The author claims that making better use of the cache hierarchy and programming in a data oriented way will improve perceived performance for users. This isn't where we should start though.
Much of the time bad performance comes from excessive I/O, bad algorithms and data structures (e. g. accidentally quadratic code), or misuse of third party libraries or services. Eliminating problems like this needs to come first and only then is it reasonable to consider the cache-friendlyness of our code.
A lot of poor performance in the wild comes from not batching operations that can be batched, thus increasing latency unnecessarily.
Utilization of the CPU's cache line is just one instance of this problem.
For example, imagine trying to parse a text file by literally reading one character at a time from the OS (literally issuing a 'read' command per character) vs reading the entire file upfront and then operating on the text in memory.
Even the if we assume OS does caching for disk data to minimize the actual number of reads from disk, you will still incurs at least an unnecessary cost from issuing all the sys calls (one per character).
The same can be said about, for example, issuing sql commands, and other things.
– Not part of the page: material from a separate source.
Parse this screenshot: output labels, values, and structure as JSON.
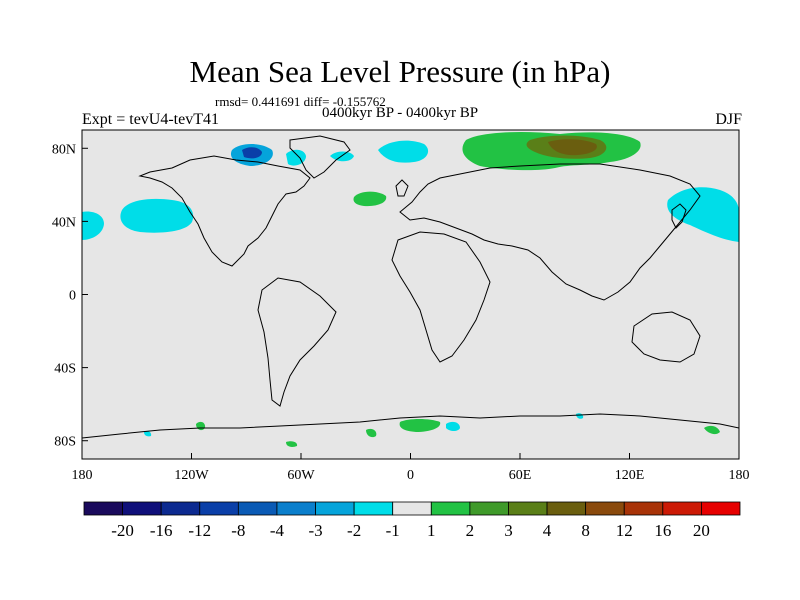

I'd argue most user experience problems come from misplaced priorities. For example IO to my HDD shouldn't result in desktop frame rate stutters - ever. Those two subsystems should be totally independent once the system is booted
Much of the time bad performance comes from excessive I/O, bad algorithms and data structures (e. g. accidentally quadratic code), or misuse of third party libraries or services. Eliminating problems like this needs to come first and only then is it reasonable to consider the cache-friendlyness of our code.